Biostratigraphic control at Site 980 relied on planktonic foraminifera zonations, calcareous nannofossil events, and datums tied to the Geologic Time Scale calibrations used by the International Commission on Stratigraphy. Taxa such as Globigerina bulloides, Neogloboquadrina pachyderma, and nannofossils like Emiliania huxleyi and Coccolithus pelagicus provided primary markers, supplemented by paleomagnetic stratigraphy tied to Brunhes–Matuyama and other chrons recognized in records from the Mid-Atlantic Ridge sites. Radiometric tie points from intercalated ash layers correlated with eruption histories of volcanic centers including Iceland and the Hebridean Igneous Province aided age assignments.
Geochemical analyses at Site 980 encompassed stable isotopes (δ18O, δ13C) from benthic and planktonic foraminifera, trace-metal proxies such as Mg/Ca and Ba/Ca, and bulk sediment elemental ratios measured with instruments used at facilities like Woods Hole Oceanographic Institution and Max Planck Institute for Chemistry. Results document variations in deep-water temperature, carbonate compensation depth shifts, and nutrient upwelling linked to changes observed in North Atlantic Deep Water production. Organic geochemistry including alkenone Uk'37 paleothermometry and biomarker fluxes tied to productivity were cross-validated with records from the Sargasso Sea and Irminger Sea.

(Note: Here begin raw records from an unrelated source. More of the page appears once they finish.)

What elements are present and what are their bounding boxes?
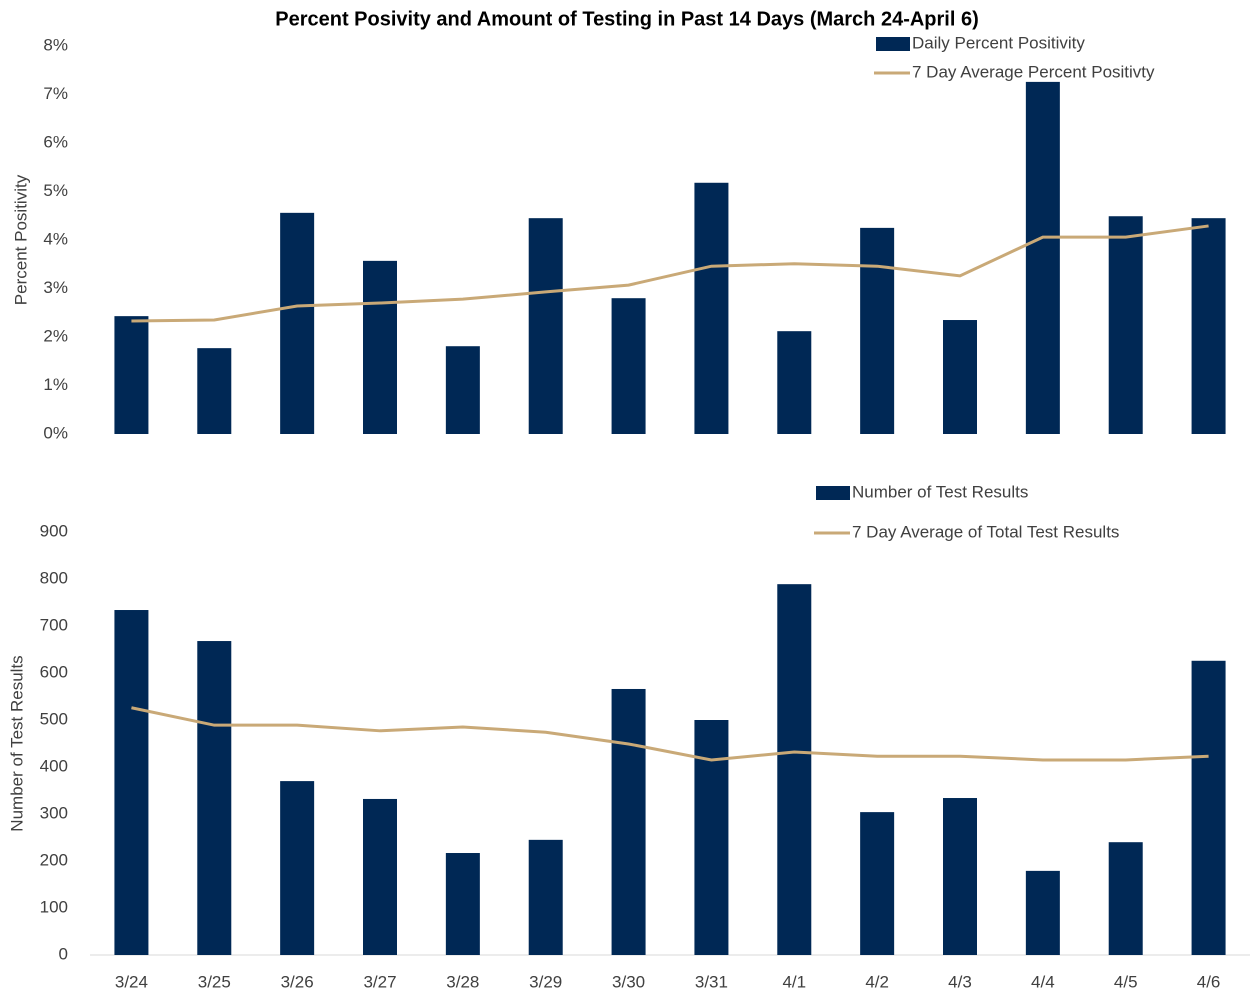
legend-swatch xyxy=(876,37,910,51)
bar xyxy=(860,812,895,955)
y-tick-label: 6% xyxy=(43,132,68,151)
y-tick-label: 800 xyxy=(40,568,68,587)
x-tick-label: 4/3 xyxy=(948,972,972,991)
y-tick-label: 4% xyxy=(43,229,68,248)
bar xyxy=(363,260,397,434)
bar xyxy=(114,610,149,955)
bar xyxy=(611,298,646,434)
bar xyxy=(1191,218,1226,434)
bar xyxy=(114,316,149,434)
x-tick-label: 4/1 xyxy=(782,972,806,991)
x-tick-label: 3/26 xyxy=(281,972,314,991)
y-tick-label: 1% xyxy=(43,375,68,394)
bar xyxy=(694,182,729,434)
x-tick-label: 3/28 xyxy=(446,972,479,991)
bar xyxy=(1108,216,1143,434)
legend-label: Daily Percent Positivity xyxy=(912,33,1085,52)
x-tick-label: 4/4 xyxy=(1031,972,1055,991)
bar xyxy=(197,641,232,955)
y-tick-label: 500 xyxy=(40,709,68,728)
bar xyxy=(445,853,480,955)
line xyxy=(131,706,1209,762)
y-tick-label: 0% xyxy=(43,423,68,442)
bar xyxy=(777,331,812,434)
legend-label: 7 Day Average of Total Test Results xyxy=(852,522,1119,541)
bar xyxy=(445,346,480,434)
bar xyxy=(860,227,895,434)
bar xyxy=(528,218,563,434)
y-axis-title: Number of Test Results xyxy=(7,655,26,831)
y-tick-label: 700 xyxy=(40,615,68,634)
bar xyxy=(777,584,812,955)
x-tick-label: 3/27 xyxy=(363,972,396,991)
bar xyxy=(280,212,315,434)
x-tick-label: 3/29 xyxy=(529,972,562,991)
bar xyxy=(1025,81,1060,434)
legend-swatch xyxy=(816,486,850,500)
bar xyxy=(943,798,977,955)
bar xyxy=(197,348,232,434)
bar xyxy=(611,688,646,955)
bar xyxy=(943,320,977,434)
x-tick-label: 3/25 xyxy=(198,972,231,991)
y-tick-label: 5% xyxy=(43,181,68,200)
bar xyxy=(363,798,397,955)
y-tick-label: 8% xyxy=(43,35,68,54)
x-tick-label: 4/6 xyxy=(1197,972,1221,991)
bar xyxy=(1025,870,1060,955)
x-tick-label: 3/24 xyxy=(115,972,148,991)
legend-label: Number of Test Results xyxy=(852,482,1028,501)
bar xyxy=(528,839,563,955)
legend-label: 7 Day Average Percent Positivty xyxy=(912,62,1155,81)
bar xyxy=(694,720,729,955)
chart-title: Percent Posivity and Amount of Testing i… xyxy=(275,8,979,30)
y-tick-label: 400 xyxy=(40,756,68,775)
y-tick-label: 3% xyxy=(43,278,68,297)
x-tick-label: 3/31 xyxy=(695,972,728,991)
bar xyxy=(1191,660,1226,955)
y-tick-label: 300 xyxy=(40,803,68,822)
y-tick-label: 600 xyxy=(40,662,68,681)
y-axis-title: Percent Positivity xyxy=(11,174,30,305)
y-tick-label: 200 xyxy=(40,850,68,869)
y-tick-label: 0 xyxy=(59,944,68,963)
line xyxy=(131,224,1209,323)
y-tick-label: 900 xyxy=(40,521,68,540)
y-tick-label: 2% xyxy=(43,326,68,345)
x-tick-label: 4/2 xyxy=(865,972,889,991)
x-tick-label: 3/30 xyxy=(612,972,645,991)
y-tick-label: 7% xyxy=(43,84,68,103)
bar xyxy=(1108,842,1143,955)
bar xyxy=(280,781,315,955)
y-tick-label: 100 xyxy=(40,897,68,916)
x-tick-label: 4/5 xyxy=(1114,972,1138,991)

Data from Site 980 contributed to paradigms about Neogene–Quaternary climate evolution, influencing syntheses by research groups at the National Oceanography Centre, Brown University, and the Alfred Wegener Institute. The site provided calibration points for coupled climate models developed at institutions such as Princeton University and MIT and informed paleoceanographic compilations in meta-analyses published by teams at CNRS and GEOMAR. Subsequent coring initiatives, including those under the International Ocean Discovery Program, have revisited the Rockall Plateau citing Site 980 as a benchmark for sedimentological, isotopic, and paleoceanographic comparisons across the North Atlantic basin.